- Genre: Youth series
- Directed by: David Cocheret Timon Moll Jan Pool
- Starring: Manouk Pluis; Koen van der Molen; Selin Akkulak; Yassine Kji; Hamza Othman;
- Country of origin: Netherlands
- Original language: Dutch
- No. of seasons: 2
- No. of episodes: 141

Production
- Production company: Stepping Stone;

Original release
- Network: AVROTROS; NPO Zapp;
- Release: 19 February 2018 – 2019

= Forever (Dutch TV series) =

2016 Dutch-language television series

Forever is a Dutch-language television series that was broadcast by AVROTROS on NPO Zapp.

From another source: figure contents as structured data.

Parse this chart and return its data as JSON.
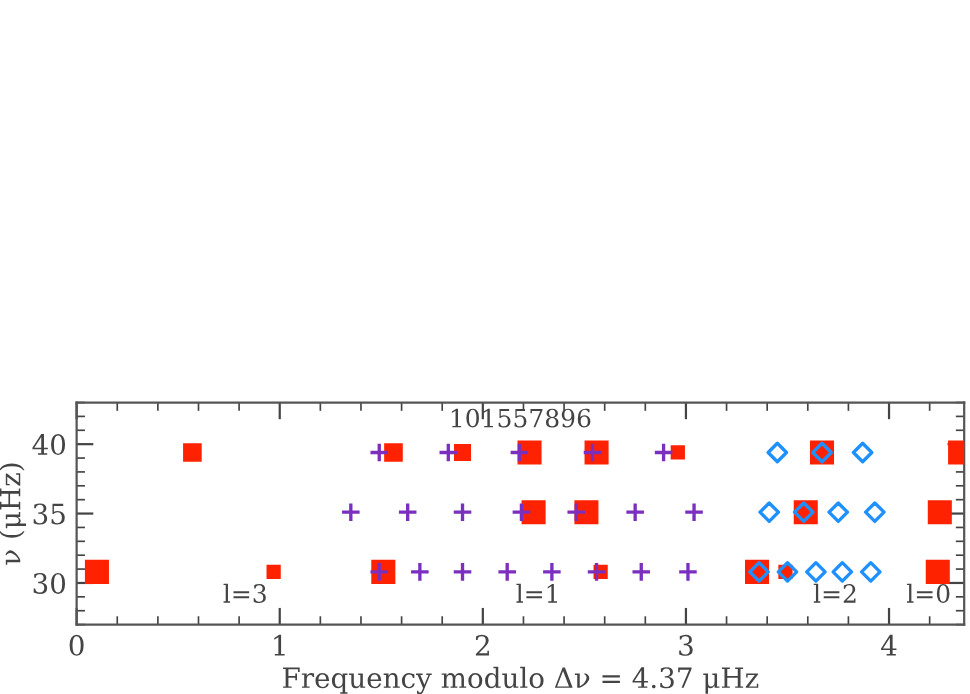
{
  "chart_data": {
    "type": "scatter",
    "xlabel": "Frequency modulo Δν = 4.37 μHz",
    "ylabel": "ν (μHz)",
    "xlim": [
      0,
      4.37
    ],
    "ylim": [
      27,
      43
    ],
    "xticks": [
      0,
      1,
      2,
      3,
      4
    ],
    "yticks": [
      30,
      35,
      40
    ],
    "grid": false,
    "series": [
      {
        "marker": "cross",
        "color": "#7b2fbe",
        "x": [
          1.49,
          1.83,
          2.18,
          2.54,
          2.89,
          1.35,
          1.63,
          1.9,
          2.19,
          2.46,
          2.75,
          3.04,
          1.49,
          1.69,
          1.9,
          2.12,
          2.34,
          2.56,
          2.78,
          3.01
        ],
        "values": [
          39.4,
          39.4,
          39.4,
          39.4,
          39.4,
          35.1,
          35.1,
          35.1,
          35.1,
          35.1,
          35.1,
          35.1,
          30.8,
          30.8,
          30.8,
          30.8,
          30.8,
          30.8,
          30.8,
          30.8
        ]
      },
      {
        "type": "bubble",
        "marker": "square",
        "color": "#ff2200",
        "x": [
          0.57,
          1.56,
          1.9,
          2.23,
          2.56,
          2.96,
          3.67,
          4.35,
          2.25,
          2.51,
          3.59,
          4.25,
          0.1,
          0.97,
          1.51,
          2.58,
          3.35,
          3.49,
          4.24
        ],
        "values": [
          39.4,
          39.4,
          39.4,
          39.4,
          39.4,
          39.4,
          39.4,
          39.4,
          35.1,
          35.1,
          35.1,
          35.1,
          30.8,
          30.8,
          30.8,
          30.8,
          30.8,
          30.8,
          30.8
        ],
        "sizes": [
          0.6,
          0.6,
          0.5,
          1,
          1,
          0.35,
          1,
          1,
          1,
          1,
          1,
          1,
          1,
          0.35,
          1,
          0.35,
          1,
          0.35,
          1
        ]
      },
      {
        "marker": "diamond",
        "color": "#1e90ff",
        "x": [
          3.45,
          3.67,
          3.87,
          3.41,
          3.58,
          3.75,
          3.93,
          3.36,
          3.5,
          3.64,
          3.77,
          3.91
        ],
        "values": [
          39.4,
          39.4,
          39.4,
          35.1,
          35.1,
          35.1,
          35.1,
          30.8,
          30.8,
          30.8,
          30.8,
          30.8
        ]
      }
    ],
    "annotations": [
      "101557896",
      "l=3",
      "l=1",
      "l=2",
      "l=0"
    ]
  }
}
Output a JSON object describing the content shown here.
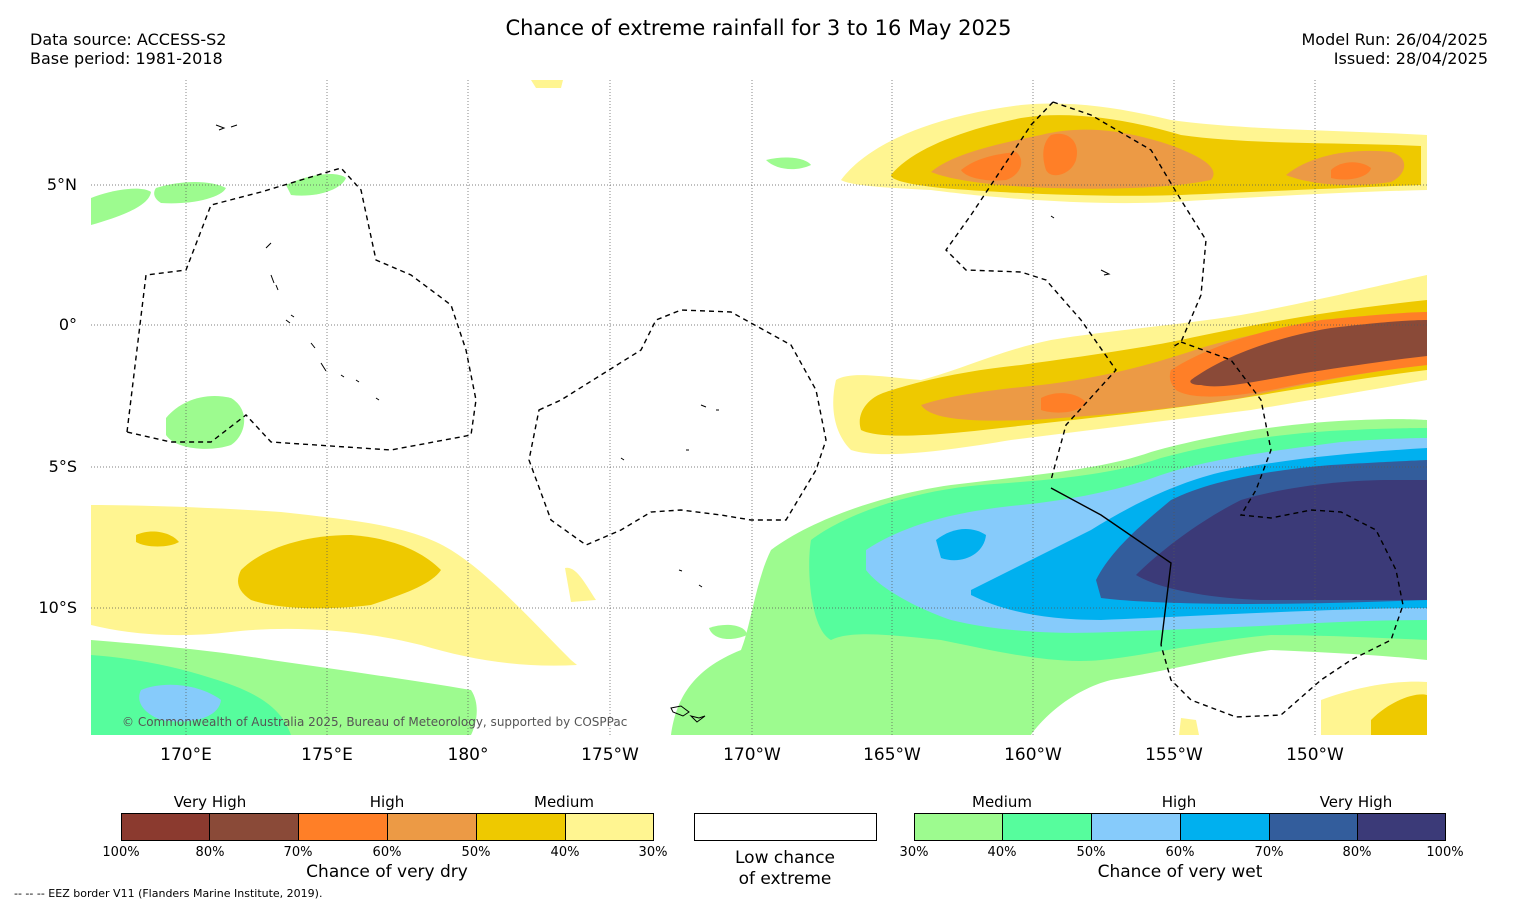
{
  "title": "Chance of extreme rainfall for 3 to 16 May 2025",
  "data_source": "Data source: ACCESS-S2",
  "base_period": "Base period: 1981-2018",
  "model_run": "Model Run: 26/04/2025",
  "issued": "Issued: 28/04/2025",
  "latitude_labels": [
    "5°N",
    "0°",
    "5°S",
    "10°S"
  ],
  "longitude_labels": [
    "170°E",
    "175°E",
    "180°",
    "175°W",
    "170°W",
    "165°W",
    "160°W",
    "155°W",
    "150°W"
  ],
  "copyright": "© Commonwealth of Australia 2025, Bureau of Meteorology, supported by COSPPac",
  "dry_legend": {
    "headers": [
      "Very High",
      "High",
      "Medium"
    ],
    "colors": [
      "#8b3a2f",
      "#8a4a38",
      "#ff7f27",
      "#ec9a45",
      "#eec900",
      "#fff591"
    ],
    "ticks": [
      "100%",
      "80%",
      "70%",
      "60%",
      "50%",
      "40%",
      "30%"
    ],
    "caption": "Chance of very dry"
  },
  "low_legend": {
    "caption_line1": "Low chance",
    "caption_line2": "of extreme",
    "color": "#ffffff"
  },
  "wet_legend": {
    "headers": [
      "Medium",
      "High",
      "Very High"
    ],
    "colors": [
      "#9dfb8f",
      "#56fd9d",
      "#86cbfb",
      "#00b0ef",
      "#335d9c",
      "#3b3a78"
    ],
    "ticks": [
      "30%",
      "40%",
      "50%",
      "60%",
      "70%",
      "80%",
      "100%"
    ],
    "caption": "Chance of very wet"
  },
  "eez_note": "-- -- -- EEZ border V11 (Flanders Marine Institute, 2019)."
}
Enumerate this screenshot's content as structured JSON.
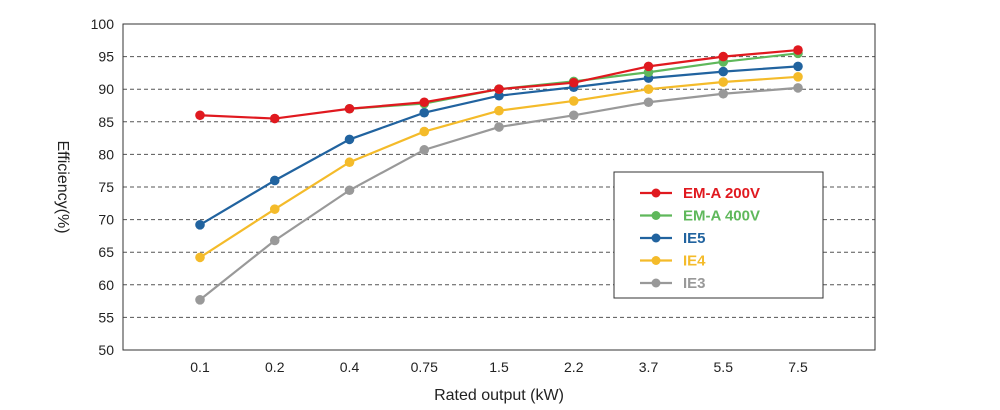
{
  "chart_data": {
    "type": "line",
    "xlabel": "Rated output (kW)",
    "ylabel": "Efficiency(%)",
    "categories": [
      "0.1",
      "0.2",
      "0.4",
      "0.75",
      "1.5",
      "2.2",
      "3.7",
      "5.5",
      "7.5"
    ],
    "ylim": [
      50,
      100
    ],
    "yticks": [
      50,
      55,
      60,
      65,
      70,
      75,
      80,
      85,
      90,
      95,
      100
    ],
    "grid": "horizontal-dashed",
    "legend_position": "right",
    "series": [
      {
        "name": "EM-A 200V",
        "color": "#e0191f",
        "values": [
          86.0,
          85.5,
          87.0,
          88.0,
          90.0,
          91.0,
          93.5,
          95.0,
          96.0
        ]
      },
      {
        "name": "EM-A 400V",
        "color": "#5fb85b",
        "values": [
          null,
          null,
          87.0,
          87.8,
          90.0,
          91.2,
          92.6,
          94.2,
          95.5
        ]
      },
      {
        "name": "IE5",
        "color": "#21639f",
        "values": [
          69.2,
          76.0,
          82.3,
          86.4,
          89.0,
          90.3,
          91.7,
          92.7,
          93.5
        ]
      },
      {
        "name": "IE4",
        "color": "#f4bb2a",
        "values": [
          64.2,
          71.6,
          78.8,
          83.5,
          86.7,
          88.2,
          90.0,
          91.1,
          91.9
        ]
      },
      {
        "name": "IE3",
        "color": "#999999",
        "values": [
          57.7,
          66.8,
          74.5,
          80.7,
          84.2,
          86.0,
          88.0,
          89.3,
          90.2
        ]
      }
    ]
  }
}
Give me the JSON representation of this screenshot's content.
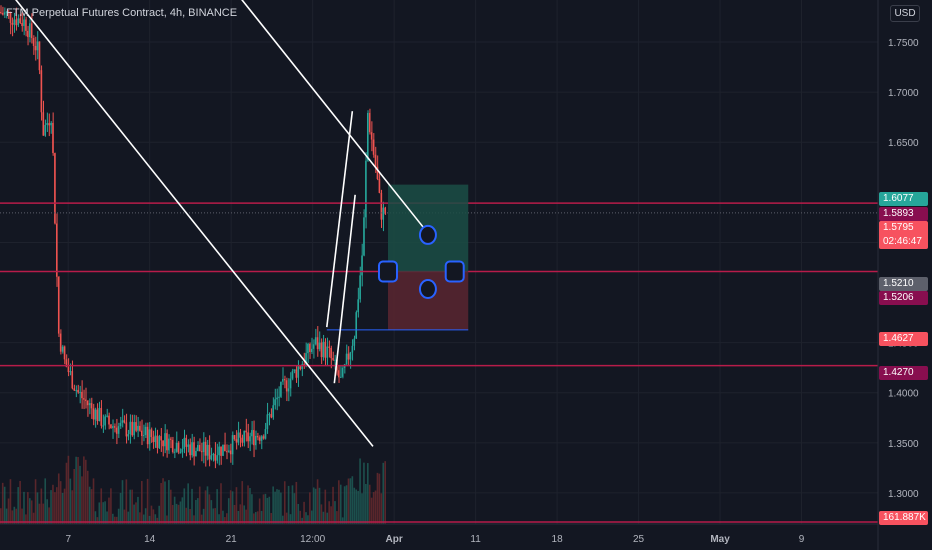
{
  "title": "FTM Perpetual Futures Contract, 4h, BINANCE",
  "currency": "USD",
  "colors": {
    "background": "#131722",
    "up": "#26a69a",
    "down": "#ef5350",
    "trendline": "#ffffff",
    "level_line": "#b71c4a",
    "position_profit": "#1b4d45",
    "position_loss": "#5b2630",
    "handle": "#2962ff"
  },
  "chart_data": {
    "type": "candlestick",
    "symbol": "FTM Perpetual Futures Contract",
    "interval": "4h",
    "exchange": "BINANCE",
    "x_tick_labels": [
      "7",
      "14",
      "21",
      "12:00",
      "Apr",
      "11",
      "18",
      "25",
      "May",
      "9"
    ],
    "y_tick_labels": [
      "1.7500",
      "1.7000",
      "1.6500",
      "1.5500",
      "1.4500",
      "1.4000",
      "1.3500",
      "1.3000"
    ],
    "ylim": [
      1.275,
      1.8
    ],
    "price_tags": [
      {
        "label": "1.6077",
        "color": "#26a69a"
      },
      {
        "label": "1.5893",
        "color": "#880e4f"
      },
      {
        "label": "1.5795",
        "sublabel": "02:46:47",
        "color": "#f7525f"
      },
      {
        "label": "1.5210",
        "color": "#5d606b"
      },
      {
        "label": "1.5206",
        "color": "#880e4f"
      },
      {
        "label": "1.4627",
        "color": "#f7525f"
      },
      {
        "label": "1.4270",
        "color": "#880e4f"
      },
      {
        "label": "161.887K",
        "color": "#f7525f"
      }
    ],
    "horizontal_levels": [
      1.5893,
      1.521,
      1.427
    ],
    "long_position": {
      "entry": 1.521,
      "target": 1.6077,
      "stop": 1.4627
    },
    "last_price": 1.5795,
    "countdown": "02:46:47",
    "volume_last": "161.887K",
    "trendlines": [
      {
        "from": [
          0.0,
          1.812
        ],
        "to": [
          0.4248,
          1.3465
        ]
      },
      {
        "from": [
          0.2575,
          1.812
        ],
        "to": [
          0.4936,
          1.5525
        ]
      },
      {
        "from": [
          0.3722,
          1.4655
        ],
        "to": [
          0.4013,
          1.681
        ]
      },
      {
        "from": [
          0.3808,
          1.4095
        ],
        "to": [
          0.4045,
          1.5975
        ]
      }
    ]
  }
}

The series is a remake of the Belgian program 4eVeR and is about the lives of four friends Sal (portrayed by Yassine Kji in season 1 and by Hamza Othman in season 2), Dex (Koen van der Molen), Bloem (Manouk Pluis) and Noa (Selin Akkulak), who come from completely different families.

== Cast ==

| Actor | Role | Season | Notes |
|---|---|---|---|
| Yassine Kji | Sal Massoud | 1 |  |
| Hamza Othman | Sal Massoud | 2 |  |
| Koen van der Molen | Dex Stuurman | 1-2 |  |
| Manouk Pluis | Bloem de Bree | 1-2 |  |
| Selin Akkulak | Noa de Wit | 1-2 |  |
| Ghieslaine Guardiola | Cindy Sital | 1-2 | Mother od Noa |
| Davy Gomez | Juuls de Bree | 1-2 | Little brother of Bloem |
| Arian Foppen | Luuk de Bree | 1-2 | Father of Bloem and Juuls |
| Soraya de Bakker | Inge de Bree | 1-2 | Mother of Bloem and Juuls |
| Delaila Ramdedovic | Noor Massoud | 1-2 | Sister of Sal |
| Hassan el Rahaui | Farouk Massoud | 1-2 | Father of Sal and Noor, policeman |
| Mounira Hadj Mansour | Nadia Massoud | 1-2 | Mother of Sal and Noor |
| Rick Lens | Jesse | 1-2 | Foster brother of Dex |
| Cynthia de Graaff | Suus | 1-2 | Mother of Dex |
| Roscoe Leijen | Bart | 1-2 | Friend of Suus |

==Release==
Forever was released on February 19, 2018 on AVROTROS.